New York, Nov 19 (IANS) Indian-American entrepreneur Vivek Ramaswamy has said that it is his Hindu faith that led him to the presidential campaign, and that as a president, he wants to make faith, family, hard work, patriotism “cool” in the US again.

Speaking at the ‘The Family Leader’ forum, organized by The Daily Signal platform on Saturday, the 38-year-old spoke about Hinduism, Christianity and his traditional family values.

“My faith is what gives me my freedom. My faith is what led me to this presidential campaign…I am a Hindu. I believe there is one true God. I believe God put each of us here for a purpose. My faith teaches us that we have a duty, a moral duty to realise that purpose. Those are God’s instruments that work through us in different ways, but we are still equal because God resides in each of us. That’s the core of my faith,” Ramaswamy said.

Born to Indian parents who moved to the US from Kerala, Ramaswamy also spoke of the traditional values instilled in him by them.

“I grew up in a traditional household. My parents taught me family is the foundation. Respect your parents. Marriage is sacred. Abstinence before marriage is the way to go. Adultery is wrong. Marriage is between a man and a woman. Divorce is not just some preference you opt for…you get married before God and you make an oath to God and your family,” the Republican presidential-hopeful said.
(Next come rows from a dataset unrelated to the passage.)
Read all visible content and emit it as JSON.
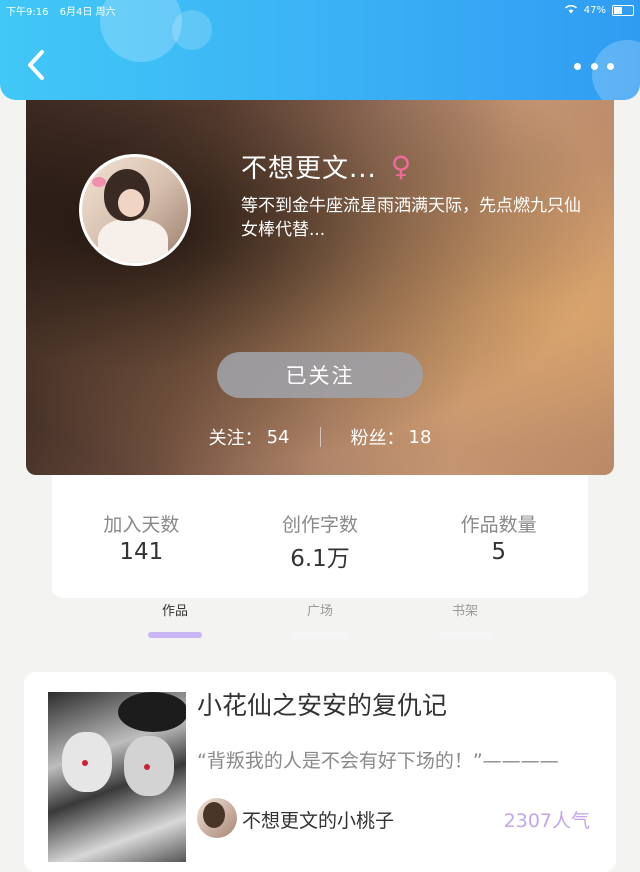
{
  "status_bar": {
    "time": "下午9:16",
    "date": "6月4日 周六",
    "battery": "47%"
  },
  "header": {
    "back_icon": "chevron-left-icon",
    "more_icon": "more-dots-icon"
  },
  "profile": {
    "name": "不想更文...",
    "gender_symbol": "♀",
    "bio": "等不到金牛座流星雨洒满天际，先点燃九只仙女棒代替...",
    "follow_button": "已关注",
    "following_label": "关注：",
    "following_count": "54",
    "fans_label": "粉丝：",
    "fans_count": "18",
    "gender_color": "#ef6a9a"
  },
  "stats": [
    {
      "label": "加入天数",
      "value": "141"
    },
    {
      "label": "创作字数",
      "value": "6.1万"
    },
    {
      "label": "作品数量",
      "value": "5"
    }
  ],
  "tabs": [
    {
      "label": "作品",
      "active": true
    },
    {
      "label": "广场",
      "active": false
    },
    {
      "label": "书架",
      "active": false
    }
  ],
  "work": {
    "title": "小花仙之安安的复仇记",
    "quote": "“背叛我的人是不会有好下场的！”————",
    "author": "不想更文的小桃子",
    "popularity": "2307人气",
    "popularity_color": "#c2a6ee"
  },
  "colors": {
    "header_gradient_start": "#41c8f6",
    "header_gradient_end": "#2f9cf2",
    "active_tab_indicator": "#c9b5f3"
  }
}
Calling Hindu and Christian faiths “shared values” of God, Ramaswamy said that as a president he will make faith, family, hard work, patriotism, and faith “cool” again in the US.
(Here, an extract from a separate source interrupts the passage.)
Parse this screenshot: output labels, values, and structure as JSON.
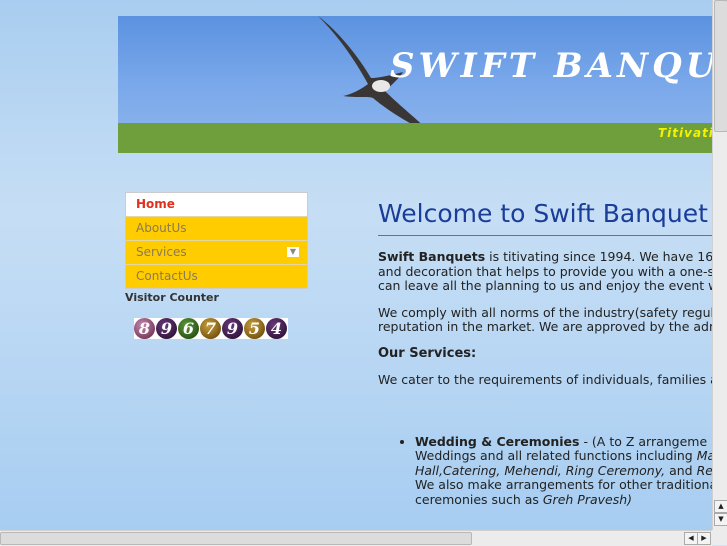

“Can I be a President who can promote Christianity across the country? I can’t…I don’t think that’s what we should want a US President to do either…but will I stand for those shared values? Will I promote them in the examples that we set for the next generations? You are damn right, I will! Because that’s my duty,” Ramaswamy said.

In July this year, the Ohio-based biotech entrepreneur was targeted for his Hindu faith by a televangelist who asked citizens not to vote for him.
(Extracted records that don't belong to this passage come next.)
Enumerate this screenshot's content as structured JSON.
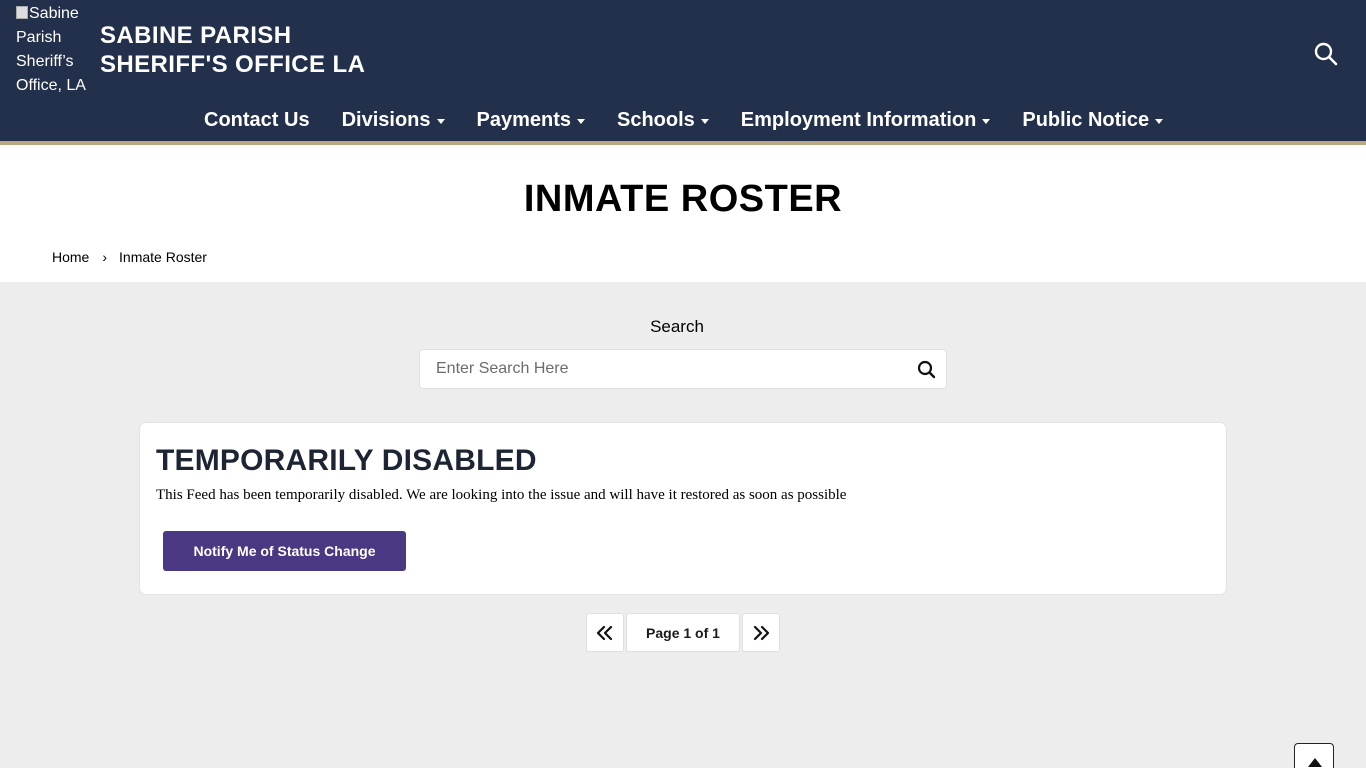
{
  "header": {
    "logo_alt": "Sabine Parish Sheriff’s Office, LA",
    "site_title_line1": "SABINE PARISH",
    "site_title_line2": "SHERIFF'S OFFICE LA",
    "search_icon": "search-icon"
  },
  "nav": {
    "items": [
      {
        "label": "Contact Us",
        "dropdown": false
      },
      {
        "label": "Divisions",
        "dropdown": true
      },
      {
        "label": "Payments",
        "dropdown": true
      },
      {
        "label": "Schools",
        "dropdown": true
      },
      {
        "label": "Employment Information",
        "dropdown": true
      },
      {
        "label": "Public Notice",
        "dropdown": true
      }
    ]
  },
  "page": {
    "title": "INMATE ROSTER"
  },
  "breadcrumb": {
    "home": "Home",
    "separator": "›",
    "current": "Inmate Roster"
  },
  "search": {
    "label": "Search",
    "placeholder": "Enter Search Here",
    "value": ""
  },
  "notice": {
    "title": "TEMPORARILY DISABLED",
    "message": "This Feed has been temporarily disabled. We are looking into the issue and will have it restored as soon as possible",
    "button_label": "Notify Me of Status Change"
  },
  "pagination": {
    "label": "Page 1 of 1",
    "first_icon": "double-chevron-left-icon",
    "last_icon": "double-chevron-right-icon"
  },
  "back_to_top_icon": "arrow-up-icon",
  "colors": {
    "header_bg": "#22304b",
    "header_accent": "#b8a886",
    "button_purple": "#4a3882",
    "page_bg": "#ededed"
  }
}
In August, Conservative pundit and author Ann Coulter made racist comments against Ramaswamy and fellow Indian-American presidential candidate Nikki Haley, calling their clash during the Republican primary debate a “Hindu business”.

Ramaswamy is the nation’s second Hindu presidential candidate after former Hawaii congresswoman Tulsi Gabbard who ran as a Democrat in 2020.

In his address to prospective voters, Ramaswamy often rues that faith, patriotism, hard work and family “have disappeared, only to be replaced by new secular religions in this country”.